At the effective time of the Merger (“Effective Time”), which is expected to occur in the third quarter of 2019, each share of the Class A common stock of Worldpay, par value $0.00001 per share (“Worldpay Class A Common Stock”), issued and outstanding immediately prior to the Effective Time, except for certain shares of Worldpay Class A Common Stock identified in the Merger Agreement, will be converted into the right to receive 0.9287 shares (the “Exchange Ratio”) of common stock, par value $0.01 per share, of FIS (“FIS Common Stock” and, such shares, the “Share Consideration”) and $11.00 in cash (the “Cash Consideration” and, together with the Share Consideration, the “Merger Consideration”).

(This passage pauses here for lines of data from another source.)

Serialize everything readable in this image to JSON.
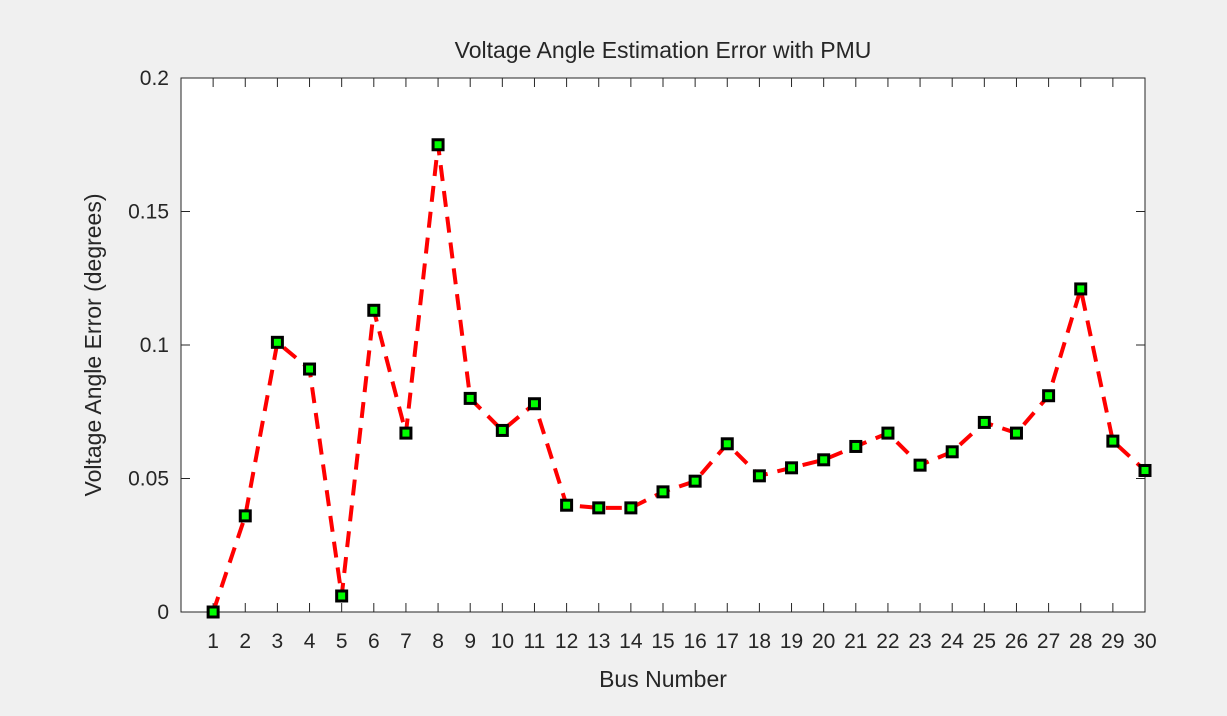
{
  "chart_data": {
    "type": "line",
    "title": "Voltage Angle Estimation Error with PMU",
    "x_label": "Bus Number",
    "y_label": "Voltage Angle Error (degrees)",
    "x": [
      1,
      2,
      3,
      4,
      5,
      6,
      7,
      8,
      9,
      10,
      11,
      12,
      13,
      14,
      15,
      16,
      17,
      18,
      19,
      20,
      21,
      22,
      23,
      24,
      25,
      26,
      27,
      28,
      29,
      30
    ],
    "values": [
      0,
      0.036,
      0.101,
      0.091,
      0.006,
      0.113,
      0.067,
      0.175,
      0.08,
      0.068,
      0.078,
      0.04,
      0.039,
      0.039,
      0.045,
      0.049,
      0.063,
      0.051,
      0.054,
      0.057,
      0.062,
      0.067,
      0.055,
      0.06,
      0.071,
      0.067,
      0.081,
      0.121,
      0.064,
      0.053
    ],
    "line_color": "#ff0000",
    "marker_face": "#00ff00",
    "marker_edge": "#000000",
    "xlim": [
      0,
      30
    ],
    "xticks": [
      1,
      2,
      3,
      4,
      5,
      6,
      7,
      8,
      9,
      10,
      11,
      12,
      13,
      14,
      15,
      16,
      17,
      18,
      19,
      20,
      21,
      22,
      23,
      24,
      25,
      26,
      27,
      28,
      29,
      30
    ],
    "ylim": [
      0,
      0.2
    ],
    "yticks": [
      0,
      0.05,
      0.1,
      0.15,
      0.2
    ],
    "grid": false
  }
}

The shares of FIS Common Stock to be issued in the Merger will be listed on The New York Stock Exchange (“NYSE”). Following the consummation of the Merger, FIS shareholders will own approximately 53 percent and Worldpay shareholders will own approximately 47 percent of the combined company. The Merger Consideration (as of the date the Merger Agreement was executed) valued Worldpay at an enterprise value of approximately $43 billion, including the assumption of Worldpay debt, which FIS expects to refinance.
Completion of the Merger is subject to the satisfaction or waiver of customary closing conditions for both parties, including receipt of required regulatory and shareholder approvals and other customary closing conditions.

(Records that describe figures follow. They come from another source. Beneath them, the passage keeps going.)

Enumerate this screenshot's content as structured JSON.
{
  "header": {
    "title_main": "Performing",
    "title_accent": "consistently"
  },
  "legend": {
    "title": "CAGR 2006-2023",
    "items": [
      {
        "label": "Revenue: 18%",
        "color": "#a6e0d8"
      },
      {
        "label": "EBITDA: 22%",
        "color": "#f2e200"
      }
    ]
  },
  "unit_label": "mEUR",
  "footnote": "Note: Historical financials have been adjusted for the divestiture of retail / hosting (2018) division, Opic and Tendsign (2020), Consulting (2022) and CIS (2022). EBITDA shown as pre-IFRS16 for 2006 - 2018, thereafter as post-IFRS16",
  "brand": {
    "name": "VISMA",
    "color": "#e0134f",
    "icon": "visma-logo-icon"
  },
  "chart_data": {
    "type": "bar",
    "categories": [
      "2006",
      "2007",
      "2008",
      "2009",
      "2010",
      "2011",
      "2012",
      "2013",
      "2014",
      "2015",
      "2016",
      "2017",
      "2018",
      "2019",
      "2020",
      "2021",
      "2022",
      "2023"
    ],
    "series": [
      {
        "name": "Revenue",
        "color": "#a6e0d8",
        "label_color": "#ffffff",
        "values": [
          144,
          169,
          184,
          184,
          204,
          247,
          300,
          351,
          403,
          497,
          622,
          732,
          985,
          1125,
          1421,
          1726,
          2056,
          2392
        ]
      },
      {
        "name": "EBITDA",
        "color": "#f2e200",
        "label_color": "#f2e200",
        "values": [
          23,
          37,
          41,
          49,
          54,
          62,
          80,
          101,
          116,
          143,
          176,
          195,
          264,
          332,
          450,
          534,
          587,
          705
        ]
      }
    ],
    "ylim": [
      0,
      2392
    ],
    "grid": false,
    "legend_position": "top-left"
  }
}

In connection with the proposed Merger, on April 12, 2019, FIS filed a preliminary registration statement on Form S-4 with the SEC that became available on the SEC’s Edgar system on April 15, 2019.
Basis of Presentation and Consolidation
The accompanying consolidated financial statements include those of Worldpay, Inc. and all subsidiaries thereof, including its majority-owned subsidiary, Worldpay Holding, LLC. The accompanying consolidated financial statements have been prepared in accordance with accounting principles generally accepted in the United States of America (“U.S. GAAP”). All intercompany balances and transactions have been eliminated.